Consumers in the Loop (Craig Douglass On Consumers)

by Craig Douglass on Monday, Dec. 3, 2018

National Recycling Day was marked last month as it has been every year since 1997. This annual observance is sponsored by Keep America Beautiful with the objective of encouraging Americans to buy recycled products.
“By reducing our waste and increasing our recycling, we can convert waste into reusable material,” as the national promotional material puts it. To be clear, we can only put reusable material back into the manufacturing process if we divert otherwise recyclable material from landfills.

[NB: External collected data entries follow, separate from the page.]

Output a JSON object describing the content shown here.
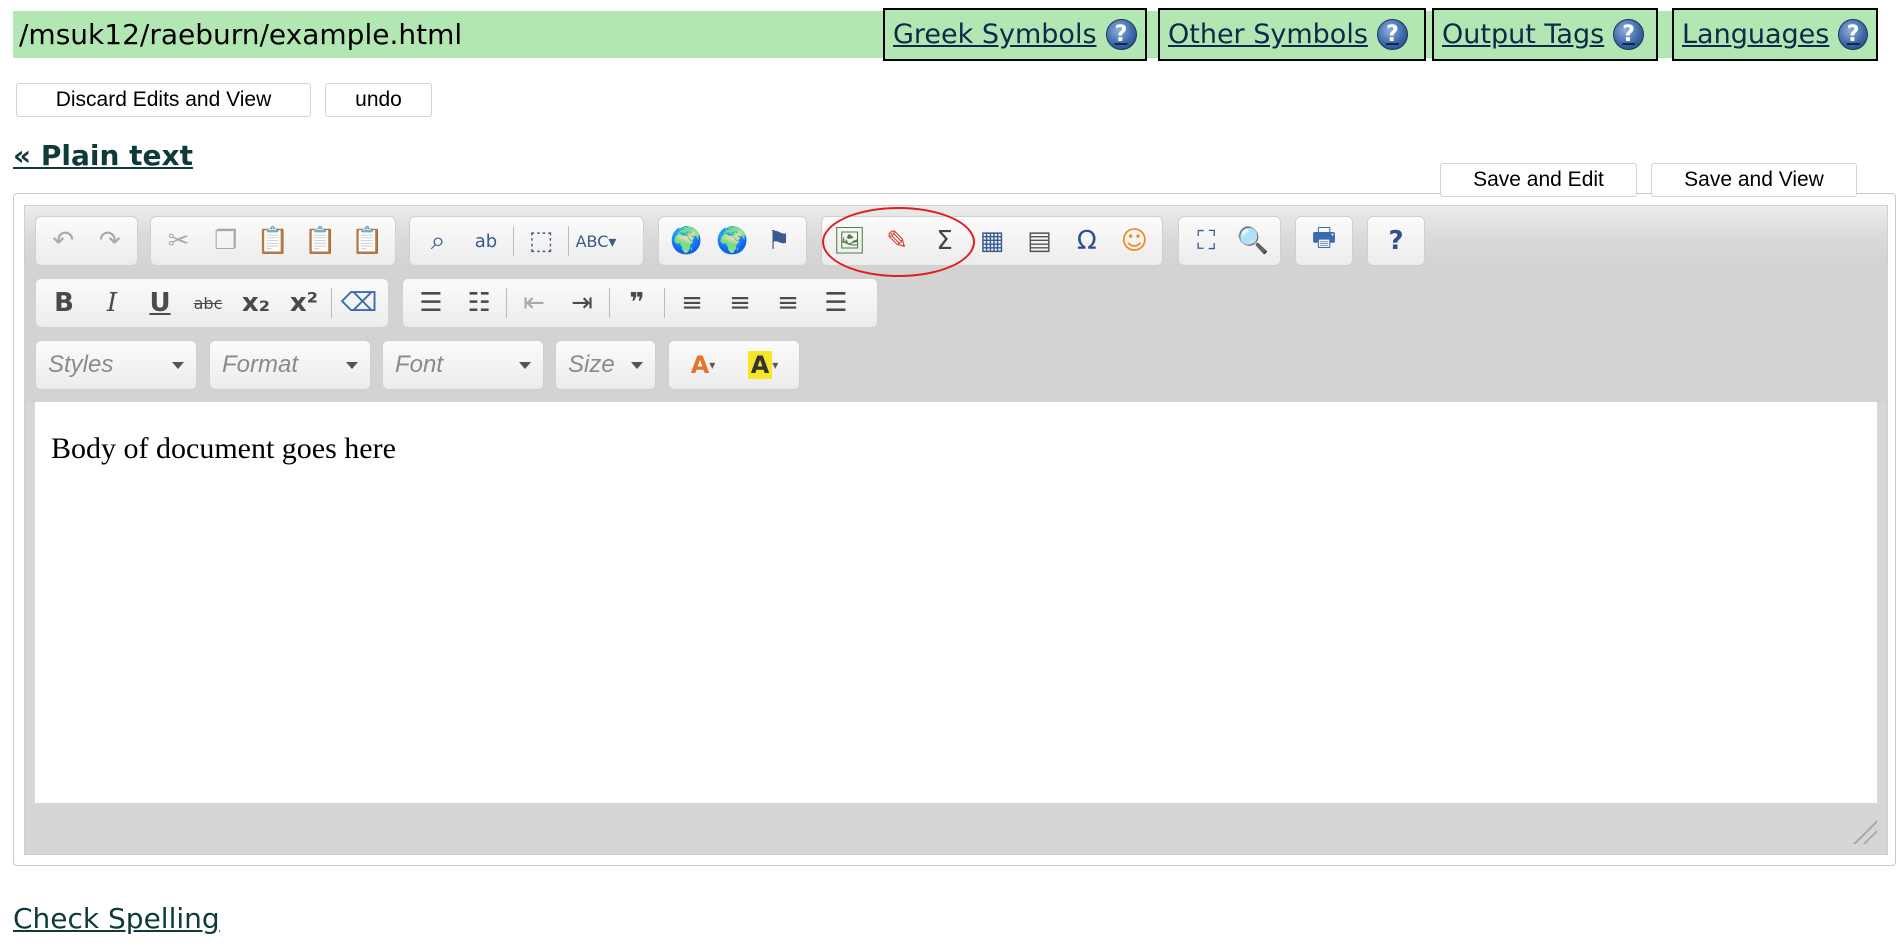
{
  "header": {
    "path": "/msuk12/raeburn/example.html",
    "help_links": [
      {
        "label": "Greek Symbols",
        "icon": "help-icon",
        "help": "?"
      },
      {
        "label": "Other Symbols",
        "icon": "help-icon",
        "help": "?"
      },
      {
        "label": "Output Tags",
        "icon": "help-icon",
        "help": "?"
      },
      {
        "label": "Languages",
        "icon": "help-icon",
        "help": "?"
      }
    ],
    "bar_color": "#b2e6b2"
  },
  "actions": {
    "discard_label": "Discard Edits and View",
    "undo_label": "undo",
    "plain_text_link": "« Plain text",
    "save_edit_label": "Save and Edit",
    "save_view_label": "Save and View"
  },
  "toolbar": {
    "row1": [
      [
        "undo-icon",
        "redo-icon"
      ],
      [
        "cut-icon",
        "copy-icon",
        "paste-icon",
        "paste-text-icon",
        "paste-word-icon"
      ],
      [
        "find-icon",
        "replace-icon",
        "select-all-icon",
        "spellcheck-icon"
      ],
      [
        "link-icon",
        "unlink-icon",
        "anchor-icon"
      ],
      [
        "image-icon",
        "mathml-icon",
        "sigma-icon",
        "table-icon",
        "horizontal-rule-icon",
        "special-char-icon",
        "smiley-icon"
      ],
      [
        "maximize-icon",
        "preview-icon"
      ],
      [
        "print-icon"
      ],
      [
        "help-icon"
      ]
    ],
    "row2": [
      [
        "bold-icon",
        "italic-icon",
        "underline-icon",
        "strikethrough-icon",
        "subscript-icon",
        "superscript-icon",
        "remove-format-icon"
      ],
      [
        "numbered-list-icon",
        "bulleted-list-icon",
        "outdent-icon",
        "indent-icon",
        "blockquote-icon",
        "align-left-icon",
        "align-center-icon",
        "align-right-icon",
        "justify-icon"
      ]
    ],
    "combos": {
      "styles": "Styles",
      "format": "Format",
      "font": "Font",
      "size": "Size"
    },
    "highlight_color": "#e11d1d"
  },
  "document": {
    "body": "Body of document goes here"
  },
  "footer": {
    "check_spelling": "Check Spelling"
  }
}
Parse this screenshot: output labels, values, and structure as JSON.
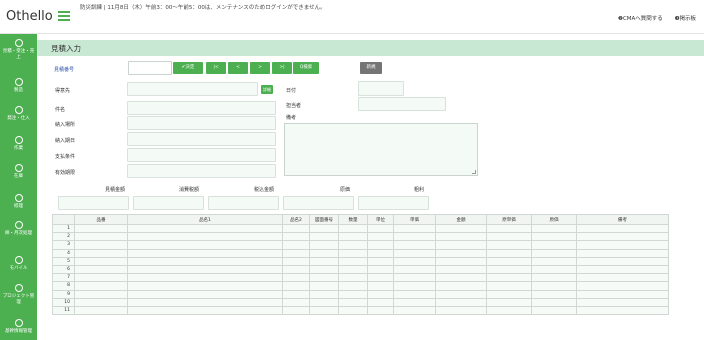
{
  "topbar": {
    "brand": "Othello",
    "notice": "防災訓練 | 11月8日（木）午前3：00〜午前5：00は、メンテナンスのためログインができません。",
    "links": [
      "❷CMAへ質問する",
      "❸掲示板"
    ]
  },
  "sidebar": {
    "items": [
      {
        "label": "見積・受注・売上"
      },
      {
        "label": "製造"
      },
      {
        "label": "発注・仕入"
      },
      {
        "label": "作業"
      },
      {
        "label": "在庫"
      },
      {
        "label": "経理"
      },
      {
        "label": "締・月次処理"
      },
      {
        "label": "モバイル"
      },
      {
        "label": "プロジェクト管理"
      },
      {
        "label": "基幹情報管理"
      }
    ]
  },
  "page": {
    "title": "見積入力"
  },
  "form": {
    "quote_no_label": "見積番号",
    "quote_no_value": "",
    "buttons": {
      "decide": "✔決定",
      "first": "|<",
      "prev": "<",
      "next": ">",
      "last": ">|",
      "search": "Q検索",
      "new": "新規"
    },
    "customer_label": "得意先",
    "detail_button": "詳細",
    "subject_label": "件名",
    "delivery_place_label": "納入場所",
    "delivery_date_label": "納入期日",
    "payment_terms_label": "支払条件",
    "valid_until_label": "有効期限",
    "date_label": "日付",
    "person_label": "担当者",
    "remarks_label": "備考"
  },
  "summary": {
    "labels": [
      "見積金額",
      "消費税額",
      "税込金額",
      "原価",
      "粗利"
    ]
  },
  "grid": {
    "columns": [
      "",
      "品番",
      "品名1",
      "品名2",
      "図面番号",
      "数量",
      "単位",
      "単価",
      "金額",
      "原単価",
      "原価",
      "備考"
    ],
    "rows": [
      "1",
      "2",
      "3",
      "4",
      "5",
      "6",
      "7",
      "8",
      "9",
      "10",
      "11"
    ]
  }
}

The notion and practice of buying recycled products makes an important point: Recycling is a business; it’s transactional, subject to market pressures and the critical law of supply and demand. In the recycling business it’s called the closed loop. And consumers are part of and critically necessary to make the loop work.

Here’s the deal.

Recycling begins with the consumer, those of us who regularly discard recyclable materials into a curbside-recycling cart. You know, the green cart with the yellow top that you roll out to the curb. The process ends, or the loop is closed, when manufacturing companies buy recycled materials to reuse as raw components for new products. If there are no consumers to separate recyclable materials from trash and deposit them in the recycling carts and, likewise, if there are no manufacturing customers to buy the recyclable material, there is no recycling. It simply won’t work.

So, consumers begin the process. Part of the responsibility is doing recycling right by never putting plastic bags, regardless of content, in the recycling cart. And we are instructed that if there is a doubt about what goes in the curbside cart, we stick to the basics. Here they are:

  • Cans — aluminum, tin and steel (empty and rinsed of food);
  • Plastic bottles and jugs — water bottles, milk jugs and any plastic container that has an opening at the top that is smaller than the base at the bottom (empty and rinsed with caps left on);
  • Paper — office paper, newspaper, mailers, magazines, catalogs and phone books (but no hardback books); and
  • Cardboard and paperboard — shipping boxes, cereal and food boxes (with all plastic liners, bubble wrap and Styrofoam packing materials removed and trashed; make sure cardboard boxes are broken down and flattened out to fit inside the recycling cart).

Now, those consumers who pay attention to recycling have no doubt heard about the impact on American recycling by China no longer accepting or significantly limiting the type of scrap materials it has long purchased from American recycling companies. The fact is, China and other offshore markets will simply no longer accept recycled materials of low quality. That means material contaminated with nonreusable trash that makes using the otherwise clean recyclable material more costly and less efficient in the manufacturing process. And this practice of turning away “dirty” shipments of would-be recycled material has sent commodity prices plummeting because there is a glut of material left on the market. Remember: supply and demand. If the Chinese are no longer buying it, but all of us here are continuing to recycle it, there’s more supply than demand. And that affects all consumers who, through their participation in recycling, are in the loop.

What must be done? Well, the first thing we are asked to do is make sure we understand we as consumers are a key part of the closed-loop recycling industry. And as such we should put only acceptable recyclable materials in our recycling cart. Just because you put something in your cart and close the lid doesn’t mean it gets recycled.

Out of sight, out of mind. Right?

Wrong. If the whole recycling process is to work — and the process starts with consumers — then we have to keep in mind how to do recycling right. In a changing marketplace, of which we all are a part, that’s more important than ever.

We consumers should consider ourselves producers of raw materials necessary for making new products. As producers, we certainly want to provide the best quality product possible, a product others will buy. It’s part of being good stewards of the environment and keeping recyclable materials — reusable raw materials — out of landfills. The first step in the loop is to take time to learn how to do recycling right so an effective recycling program can continue for all of us. Without buyers at the end of the loop, it all ends up as trash.